Mechanical and Civil Engineering Seminar
We develop a physical and computational model for performing fully coupled, grain-resolving Direct Numerical Simulations of cohesive sediment, based on the Immersed Boundary Method. The model distributes the cohesive forces over a thin shell surrounding each particle, thereby allowing for the spatial and temporal resolution of the cohesive forces during particle-particle interactions.
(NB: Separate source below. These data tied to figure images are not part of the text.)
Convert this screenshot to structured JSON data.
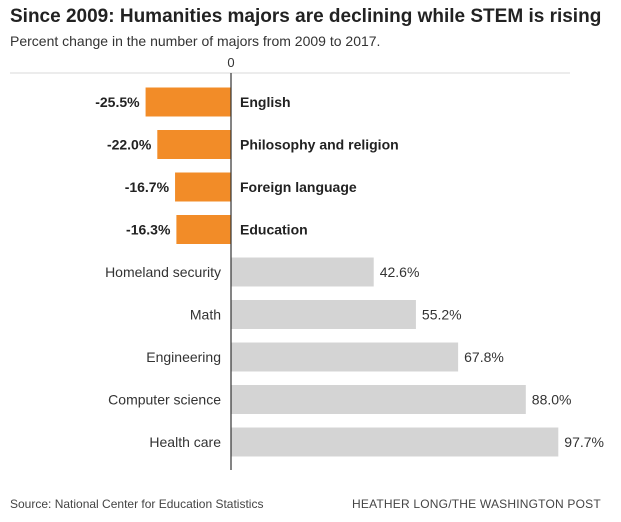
{
  "title": "Since 2009: Humanities majors are declining while STEM is rising",
  "subtitle": "Percent change in the number of majors from 2009 to 2017.",
  "source": "Source: National Center for Education Statistics",
  "credit": "HEATHER LONG/THE WASHINGTON POST",
  "colors": {
    "negative": "#f28c28",
    "positive": "#d4d4d4",
    "axis": "#333333",
    "gridline": "#d9d9d9"
  },
  "chart_data": {
    "type": "bar",
    "orientation": "horizontal",
    "zero_label": "0",
    "categories": [
      "English",
      "Philosophy and religion",
      "Foreign language",
      "Education",
      "Homeland security",
      "Math",
      "Engineering",
      "Computer science",
      "Health care"
    ],
    "values": [
      -25.5,
      -22.0,
      -16.7,
      -16.3,
      42.6,
      55.2,
      67.8,
      88.0,
      97.7
    ],
    "value_labels": [
      "-25.5%",
      "-22.0%",
      "-16.7%",
      "-16.3%",
      "42.6%",
      "55.2%",
      "67.8%",
      "88.0%",
      "97.7%"
    ],
    "xlim": [
      -60,
      100
    ],
    "xlabel": "",
    "ylabel": "",
    "grid": false
  }
}
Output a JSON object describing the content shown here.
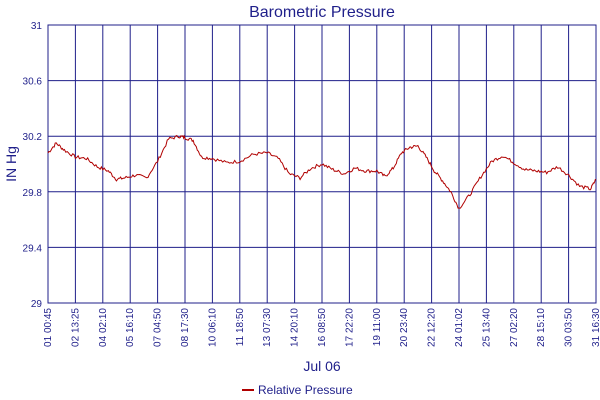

We test and validate the cohesive force model for binary particle interactions in the Drafting-Kissing-Tumbling (DKT) configuration. Cohesive sediment grains can remain attached to each other during the tumbling phase following the initial collision, thereby giving rise to the formation of flocs. The DKT simulations demonstrate that cohesive particle pairs settle in a preferred orientation, with particles of very different sizes preferentially aligning themselves in the vertical direction, so that the smaller particle is drafted in the wake of the larger one. This preferred orientation of cohesive particle pairs is found to remain influential for much larger simulations of 1,261 polydisperse particles released from rest. These simulations reproduce several earlier experimental observations by other authors, such as the accelerated settling of sand and silt particles due to particle bonding, the stratification of cohesive sediment deposits, and the consolidation process of the deposit. This final phase also shows the build-up of cohesive and direct contact intergranular stresses. The simulations demonstrate that cohesive forces accelerate the overall settling process primarily because smaller grains attach to larger ones and settle in their wakes. An investigation of the energy budget shows that the work of the collision forces substantially modifies the relevant energy conversion processes.